二十四節気の「小暑」いよいよ本格的な夏である。
もうすぐ梅雨明けも近いことだろう。
「七夕」でもあるが生憎の曇り空で天の川は見えそうにない。
けれども一年に一度の逢瀬はきっと叶うのに違いない。
天の川の橋渡しをするのがカササギだと初めて知った。
私は今までずっと舟で渡って行くのだと思い込んでいたのだった。
さてカササギとはどんな鳥なのだろう。ネットで調べてみたら
思いがけずに黒い鳥でなんだかロマンを感じられないのだ。
鶴のように白く美しい鳥の方が良かったように思うがどうなのだろう。
カササギはカラスの仲間らしくよく似ているがお腹の部分だけ白い。
そうか、おまえがカササギなのか。
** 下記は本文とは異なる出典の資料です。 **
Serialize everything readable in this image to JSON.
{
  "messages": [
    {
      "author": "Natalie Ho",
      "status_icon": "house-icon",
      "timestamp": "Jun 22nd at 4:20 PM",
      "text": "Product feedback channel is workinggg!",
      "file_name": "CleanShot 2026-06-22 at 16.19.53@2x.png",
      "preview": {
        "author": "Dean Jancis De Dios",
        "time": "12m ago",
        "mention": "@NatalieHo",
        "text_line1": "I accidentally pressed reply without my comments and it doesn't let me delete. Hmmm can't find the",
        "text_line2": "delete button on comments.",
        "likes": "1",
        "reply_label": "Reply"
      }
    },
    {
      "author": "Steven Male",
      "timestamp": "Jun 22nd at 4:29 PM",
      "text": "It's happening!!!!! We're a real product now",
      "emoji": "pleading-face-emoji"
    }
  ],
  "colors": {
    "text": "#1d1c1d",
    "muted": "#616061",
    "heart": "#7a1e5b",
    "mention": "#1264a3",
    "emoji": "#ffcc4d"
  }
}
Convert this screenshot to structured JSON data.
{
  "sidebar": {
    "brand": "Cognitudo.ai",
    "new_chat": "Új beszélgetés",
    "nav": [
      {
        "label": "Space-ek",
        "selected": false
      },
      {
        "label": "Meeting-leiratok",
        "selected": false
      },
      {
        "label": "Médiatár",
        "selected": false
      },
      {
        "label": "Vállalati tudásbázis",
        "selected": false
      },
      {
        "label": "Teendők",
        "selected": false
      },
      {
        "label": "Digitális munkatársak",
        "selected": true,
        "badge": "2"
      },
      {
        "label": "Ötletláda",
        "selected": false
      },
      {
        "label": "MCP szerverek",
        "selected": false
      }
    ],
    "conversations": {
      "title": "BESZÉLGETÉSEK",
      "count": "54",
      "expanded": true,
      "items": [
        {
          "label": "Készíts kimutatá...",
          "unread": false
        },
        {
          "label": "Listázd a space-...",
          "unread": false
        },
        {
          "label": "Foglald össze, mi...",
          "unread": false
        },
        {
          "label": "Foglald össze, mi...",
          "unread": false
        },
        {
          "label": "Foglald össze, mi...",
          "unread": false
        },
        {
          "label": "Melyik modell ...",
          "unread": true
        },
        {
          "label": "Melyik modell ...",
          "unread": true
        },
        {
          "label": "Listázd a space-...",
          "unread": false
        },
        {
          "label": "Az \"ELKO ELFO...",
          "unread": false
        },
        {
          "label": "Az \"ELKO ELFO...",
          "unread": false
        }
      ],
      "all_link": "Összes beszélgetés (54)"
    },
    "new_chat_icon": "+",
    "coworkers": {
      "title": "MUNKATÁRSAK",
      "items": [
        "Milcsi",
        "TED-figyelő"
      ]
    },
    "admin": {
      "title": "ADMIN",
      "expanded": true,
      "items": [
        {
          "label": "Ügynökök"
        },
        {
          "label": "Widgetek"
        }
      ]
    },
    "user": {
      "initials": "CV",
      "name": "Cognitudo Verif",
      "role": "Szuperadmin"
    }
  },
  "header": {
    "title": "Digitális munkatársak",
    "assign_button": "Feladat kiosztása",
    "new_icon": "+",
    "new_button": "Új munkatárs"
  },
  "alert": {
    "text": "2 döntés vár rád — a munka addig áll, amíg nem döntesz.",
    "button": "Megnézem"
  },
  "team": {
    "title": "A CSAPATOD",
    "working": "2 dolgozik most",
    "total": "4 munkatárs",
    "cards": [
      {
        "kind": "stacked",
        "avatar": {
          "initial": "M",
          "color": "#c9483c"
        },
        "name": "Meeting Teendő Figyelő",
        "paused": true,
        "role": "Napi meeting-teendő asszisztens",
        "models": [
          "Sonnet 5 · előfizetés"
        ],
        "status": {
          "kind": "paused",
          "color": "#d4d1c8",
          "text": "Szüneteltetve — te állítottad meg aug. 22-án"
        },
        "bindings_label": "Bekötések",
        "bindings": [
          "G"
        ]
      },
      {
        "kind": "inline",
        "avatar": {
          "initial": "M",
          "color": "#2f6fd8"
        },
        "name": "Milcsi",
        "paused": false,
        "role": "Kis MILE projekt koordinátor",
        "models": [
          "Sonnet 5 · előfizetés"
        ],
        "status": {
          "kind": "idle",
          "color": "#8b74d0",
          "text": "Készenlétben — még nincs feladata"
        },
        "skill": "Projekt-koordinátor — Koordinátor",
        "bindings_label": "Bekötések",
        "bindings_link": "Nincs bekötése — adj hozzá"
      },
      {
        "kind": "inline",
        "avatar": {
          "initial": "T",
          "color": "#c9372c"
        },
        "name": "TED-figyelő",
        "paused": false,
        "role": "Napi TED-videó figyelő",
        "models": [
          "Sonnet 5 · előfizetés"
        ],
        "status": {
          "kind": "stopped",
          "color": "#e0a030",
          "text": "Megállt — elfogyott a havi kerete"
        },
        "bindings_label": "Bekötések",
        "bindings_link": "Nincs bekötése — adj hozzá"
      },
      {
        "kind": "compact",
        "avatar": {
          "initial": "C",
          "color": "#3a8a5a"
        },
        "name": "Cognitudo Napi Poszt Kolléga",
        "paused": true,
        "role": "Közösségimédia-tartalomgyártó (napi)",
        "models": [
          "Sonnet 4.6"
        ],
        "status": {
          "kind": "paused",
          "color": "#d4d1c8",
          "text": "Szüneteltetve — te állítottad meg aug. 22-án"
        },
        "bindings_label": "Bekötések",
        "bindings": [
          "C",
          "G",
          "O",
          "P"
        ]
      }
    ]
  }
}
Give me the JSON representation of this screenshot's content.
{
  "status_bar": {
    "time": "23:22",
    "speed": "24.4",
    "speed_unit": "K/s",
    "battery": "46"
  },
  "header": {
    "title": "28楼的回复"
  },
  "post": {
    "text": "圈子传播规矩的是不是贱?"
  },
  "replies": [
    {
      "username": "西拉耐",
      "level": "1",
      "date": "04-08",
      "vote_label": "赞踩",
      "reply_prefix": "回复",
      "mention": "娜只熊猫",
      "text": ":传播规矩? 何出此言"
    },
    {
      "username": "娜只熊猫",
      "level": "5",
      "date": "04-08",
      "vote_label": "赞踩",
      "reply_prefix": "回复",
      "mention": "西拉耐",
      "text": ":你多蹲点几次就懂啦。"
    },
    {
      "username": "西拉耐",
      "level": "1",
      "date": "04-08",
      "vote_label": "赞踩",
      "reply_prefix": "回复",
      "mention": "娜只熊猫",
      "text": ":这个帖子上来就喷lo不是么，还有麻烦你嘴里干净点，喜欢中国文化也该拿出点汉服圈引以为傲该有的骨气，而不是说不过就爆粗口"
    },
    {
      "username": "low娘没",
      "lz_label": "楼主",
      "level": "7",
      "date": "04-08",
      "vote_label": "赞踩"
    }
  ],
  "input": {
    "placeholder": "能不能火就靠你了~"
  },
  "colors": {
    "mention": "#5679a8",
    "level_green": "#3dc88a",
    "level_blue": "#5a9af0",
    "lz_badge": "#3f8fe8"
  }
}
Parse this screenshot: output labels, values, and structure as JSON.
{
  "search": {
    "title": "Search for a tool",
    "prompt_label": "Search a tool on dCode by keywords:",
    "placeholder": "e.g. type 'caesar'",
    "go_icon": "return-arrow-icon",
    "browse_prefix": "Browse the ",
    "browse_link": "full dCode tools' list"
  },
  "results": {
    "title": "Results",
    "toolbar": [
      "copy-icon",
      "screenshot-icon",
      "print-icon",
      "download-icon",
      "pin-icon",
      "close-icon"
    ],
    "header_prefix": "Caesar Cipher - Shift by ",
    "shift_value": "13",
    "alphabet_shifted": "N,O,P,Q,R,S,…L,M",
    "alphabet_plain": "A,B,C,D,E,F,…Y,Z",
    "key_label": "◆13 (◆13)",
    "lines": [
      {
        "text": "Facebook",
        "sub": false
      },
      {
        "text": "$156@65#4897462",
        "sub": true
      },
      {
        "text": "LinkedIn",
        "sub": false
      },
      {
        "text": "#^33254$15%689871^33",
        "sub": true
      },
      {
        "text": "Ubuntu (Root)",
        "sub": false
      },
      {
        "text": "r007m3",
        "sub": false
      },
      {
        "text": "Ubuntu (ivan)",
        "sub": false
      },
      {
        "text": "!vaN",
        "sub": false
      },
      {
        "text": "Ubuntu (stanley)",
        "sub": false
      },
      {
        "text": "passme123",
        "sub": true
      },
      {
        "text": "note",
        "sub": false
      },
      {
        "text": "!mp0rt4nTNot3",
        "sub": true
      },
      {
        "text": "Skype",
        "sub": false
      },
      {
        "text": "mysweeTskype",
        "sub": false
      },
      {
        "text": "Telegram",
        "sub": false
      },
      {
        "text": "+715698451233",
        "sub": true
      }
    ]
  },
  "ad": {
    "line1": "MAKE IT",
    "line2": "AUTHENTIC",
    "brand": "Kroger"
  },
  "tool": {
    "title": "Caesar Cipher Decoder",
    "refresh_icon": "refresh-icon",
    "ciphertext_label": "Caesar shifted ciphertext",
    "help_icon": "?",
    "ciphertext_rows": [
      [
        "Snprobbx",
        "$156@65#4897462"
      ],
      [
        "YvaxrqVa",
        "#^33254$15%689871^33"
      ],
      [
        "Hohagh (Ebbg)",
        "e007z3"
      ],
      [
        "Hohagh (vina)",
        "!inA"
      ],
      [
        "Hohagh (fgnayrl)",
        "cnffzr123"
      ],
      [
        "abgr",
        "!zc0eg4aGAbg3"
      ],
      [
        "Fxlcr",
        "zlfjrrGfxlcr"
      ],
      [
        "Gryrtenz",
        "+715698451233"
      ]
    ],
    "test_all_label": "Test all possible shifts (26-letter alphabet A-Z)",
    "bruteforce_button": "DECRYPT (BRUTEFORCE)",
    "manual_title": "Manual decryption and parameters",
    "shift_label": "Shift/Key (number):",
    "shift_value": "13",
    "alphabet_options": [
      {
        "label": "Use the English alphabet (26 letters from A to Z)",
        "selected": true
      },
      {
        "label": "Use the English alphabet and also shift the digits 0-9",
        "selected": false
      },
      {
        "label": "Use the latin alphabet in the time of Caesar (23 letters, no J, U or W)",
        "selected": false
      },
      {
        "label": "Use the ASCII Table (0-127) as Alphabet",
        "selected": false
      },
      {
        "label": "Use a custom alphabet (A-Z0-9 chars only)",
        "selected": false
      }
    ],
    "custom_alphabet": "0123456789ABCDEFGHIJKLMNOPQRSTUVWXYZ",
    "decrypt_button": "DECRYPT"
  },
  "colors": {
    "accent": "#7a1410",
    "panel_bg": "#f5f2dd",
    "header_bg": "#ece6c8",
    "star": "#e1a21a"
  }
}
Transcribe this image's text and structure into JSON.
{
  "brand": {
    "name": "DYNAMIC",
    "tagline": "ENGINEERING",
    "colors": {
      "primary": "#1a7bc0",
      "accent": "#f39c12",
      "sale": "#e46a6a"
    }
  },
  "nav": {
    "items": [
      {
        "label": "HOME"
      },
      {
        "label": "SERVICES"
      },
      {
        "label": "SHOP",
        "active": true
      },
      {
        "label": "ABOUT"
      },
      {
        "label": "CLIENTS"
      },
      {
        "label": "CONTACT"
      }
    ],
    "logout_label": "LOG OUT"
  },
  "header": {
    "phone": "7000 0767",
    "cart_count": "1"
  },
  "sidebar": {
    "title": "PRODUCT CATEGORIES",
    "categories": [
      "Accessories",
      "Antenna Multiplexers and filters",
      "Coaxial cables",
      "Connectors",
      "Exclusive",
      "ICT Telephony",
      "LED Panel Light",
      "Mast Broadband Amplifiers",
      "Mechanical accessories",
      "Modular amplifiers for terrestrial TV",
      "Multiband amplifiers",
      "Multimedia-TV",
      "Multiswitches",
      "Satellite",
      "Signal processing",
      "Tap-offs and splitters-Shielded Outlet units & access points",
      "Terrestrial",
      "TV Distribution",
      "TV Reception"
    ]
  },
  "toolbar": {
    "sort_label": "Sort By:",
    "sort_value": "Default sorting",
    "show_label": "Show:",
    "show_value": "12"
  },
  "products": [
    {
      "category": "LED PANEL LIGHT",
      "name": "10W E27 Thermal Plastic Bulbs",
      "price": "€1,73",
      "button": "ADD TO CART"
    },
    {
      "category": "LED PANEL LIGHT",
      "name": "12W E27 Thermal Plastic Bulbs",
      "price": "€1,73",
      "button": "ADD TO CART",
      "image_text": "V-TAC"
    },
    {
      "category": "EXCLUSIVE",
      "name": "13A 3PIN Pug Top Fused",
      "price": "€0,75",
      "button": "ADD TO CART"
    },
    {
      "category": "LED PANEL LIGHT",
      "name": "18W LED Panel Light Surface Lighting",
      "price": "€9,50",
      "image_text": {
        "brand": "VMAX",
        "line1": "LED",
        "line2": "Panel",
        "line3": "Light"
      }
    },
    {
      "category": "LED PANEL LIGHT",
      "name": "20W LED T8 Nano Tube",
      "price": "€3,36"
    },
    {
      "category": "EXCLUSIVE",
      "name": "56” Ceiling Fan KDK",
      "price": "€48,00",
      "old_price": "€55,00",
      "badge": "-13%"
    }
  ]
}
なんとなく納得がいかない。
若い頃のように恋でもしていれば七夕の夜には切なくなり
「あのひとに会いたい」などともの思うだろうけれど
全く持ってそんな切なさの欠片もないのである。

夫がぎっくり腰になってしまって難儀している。
少しは動けるが随分と不自由なようだ。
出来ていたことが出来なくなりあれこれ手助けをしているが
ふと「老々介護」のことが頭を過ったのだった。
私も足が不自由なのでテキパキとは動けなくて辛いけれど
それ以上に夫は辛いのではないかと気遣わずにはいられない。
ようはどちらが手助けを必要としているかなのだろう。
少しでも動ける方が世話をしいわゆる介護をしなければいけない。
今は娘達と暮らしているから助けてもらうことが出来るけれど
もし夫婦二人暮らしだったらと思うと不安でいっぱいになるのだった。
日頃から夫を頼りにしているだけによけいにそう思うのだろう。
ぎっくり腰は度々のことなので二人とも慣れてはいるけれど
他の病気や怪我で寝たきりになったりしたらどうすればいいのだろう。
たちまち窮地に立たされパニックになってしまいそうだった。
10年後、20年後のことは何も分からない。
生きているだけでじゅうぶんなのかもしれない。